Complete the code to calculate the mean target value for each category.
mean_target = df.groupby('category')['target'].[1]()
The mean() function calculates the average target value for each category, which is the basis of target encoding.
Complete the code to map the target mean to the original dataframe's category column.
df['category_encoded'] = df['category'].[1](mean_target)
The map() function replaces each category with its corresponding mean target value from mean_target.
Fix the error in the code to avoid data leakage by computing target encoding only on the training set.
mean_target_train = train_df.groupby('category')['target'].[1]() train_df['category_encoded'] = train_df['category'].map(mean_target_train) test_df['category_encoded'] = test_df['category'].map(mean_target_train).fillna([2])
We use mean to calculate the average target in the training set. For categories in the test set not seen in training, we fill missing values with 0 to avoid errors.

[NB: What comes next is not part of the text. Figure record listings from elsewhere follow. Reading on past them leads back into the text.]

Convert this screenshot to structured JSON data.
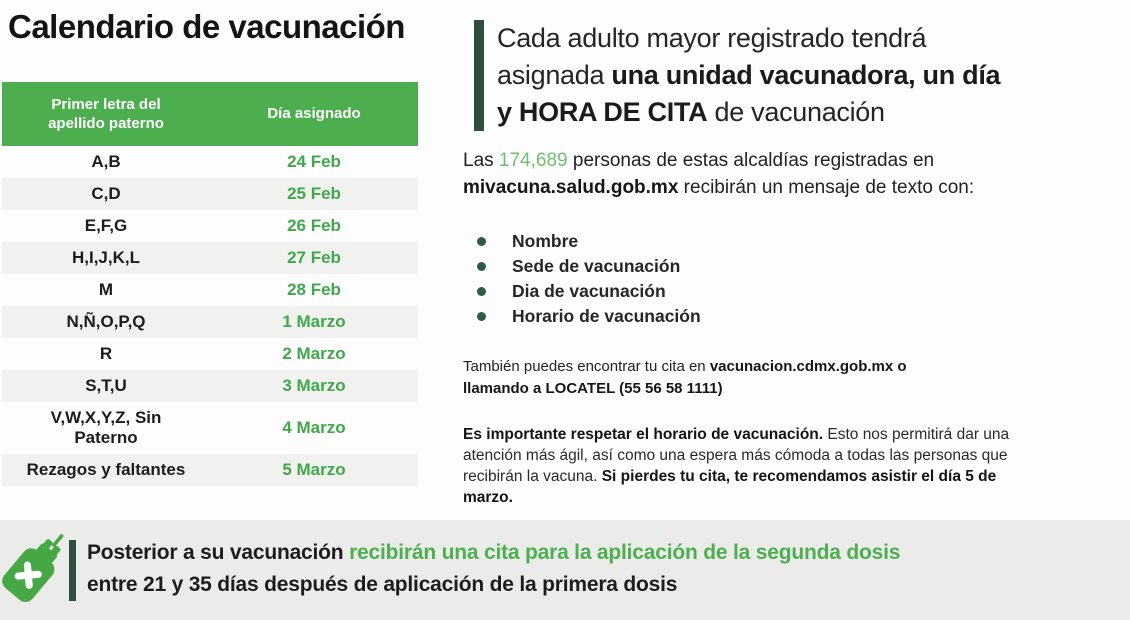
{
  "title": "Calendario de vacunación",
  "table": {
    "headers": [
      "Primer letra del apellido paterno",
      "Día asignado"
    ],
    "rows": [
      {
        "letters": "A,B",
        "day": "24 Feb"
      },
      {
        "letters": "C,D",
        "day": "25 Feb"
      },
      {
        "letters": "E,F,G",
        "day": "26 Feb"
      },
      {
        "letters": "H,I,J,K,L",
        "day": "27 Feb"
      },
      {
        "letters": "M",
        "day": "28 Feb"
      },
      {
        "letters": "N,Ñ,O,P,Q",
        "day": "1 Marzo"
      },
      {
        "letters": "R",
        "day": "2 Marzo"
      },
      {
        "letters": "S,T,U",
        "day": "3 Marzo"
      },
      {
        "letters": "V,W,X,Y,Z, Sin Paterno",
        "day": "4 Marzo"
      },
      {
        "letters": "Rezagos y faltantes",
        "day": "5 Marzo"
      }
    ]
  },
  "headline": {
    "line1": "Cada adulto mayor registrado tendrá",
    "line2_pre": "asignada ",
    "line2_bold": "una unidad vacunadora, un día",
    "line3_bold": "y HORA DE CITA",
    "line3_post": " de vacunación"
  },
  "registered": {
    "pre": "Las ",
    "count": "174,689",
    "mid": " personas de estas alcaldías registradas en ",
    "site": "mivacuna.salud.gob.mx",
    "post": " recibirán un mensaje de texto con:"
  },
  "bullets": [
    "Nombre",
    "Sede de vacunación",
    "Dia de vacunación",
    "Horario de vacunación"
  ],
  "cita": {
    "pre": "También puedes encontrar tu cita en ",
    "bold": "vacunacion.cdmx.gob.mx o llamando a LOCATEL (55 56 58 1111)"
  },
  "importante": {
    "bold1": "Es importante respetar el horario de vacunación.",
    "mid": " Esto nos permitirá dar una atención más ágil, así como una espera más cómoda a todas las personas que recibirán la vacuna. ",
    "bold2": "Si pierdes tu cita, te recomendamos asistir el día 5 de marzo."
  },
  "banner": {
    "icon": "syringe-icon",
    "bold_black_1": "Posterior a su vacunación ",
    "green": "recibirán una cita para la aplicación de la segunda dosis",
    "bold_black_2": "entre 21 y 35 días después de aplicación de la primera dosis"
  },
  "colors": {
    "table_header_green": "#4cae4f",
    "date_green": "#3fa84a",
    "count_green": "#6fbf6f",
    "banner_green": "#4caf50",
    "accent_bar_dark": "#2e4e3f",
    "banner_bg": "#ebece9",
    "row_alt_gray": "#f1f1f0",
    "bullet_dot": "#2d5a44",
    "icon_green": "#45a844"
  }
}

Fill both blanks to create a target encoding function that fits on training data and transforms new data.
def target_encode(train, test, cat_col, target_col): mean_target = train.groupby([1])[[2]].mean() train_encoded = train[cat_col].map(mean_target) test_encoded = test[cat_col].map(mean_target).fillna(mean_target.mean()) return train_encoded, test_encoded
The function groups training data by the category column and calculates the mean of the target column. These are the inputs to groupby and the column to average.
Fill all three blanks to apply target encoding with smoothing to reduce noise for categories with few samples.
def smooth_target_encode(train, test, cat_col, target_col, m=5): mean = train[target_col].mean() agg = train.groupby([1])[[2]].agg(['mean', 'count']) smooth = (agg['count'] * agg['mean'] + m * mean) / (agg['count'] + m) train_encoded = train[cat_col].map(smooth) test_encoded = test[cat_col].map(smooth).fillna(mean) return train_encoded, test_encoded
The groupby is done on the category column ('category'), and the aggregation is on the target column ('target'). The smoothing formula uses counts and means to balance category averages with the global mean.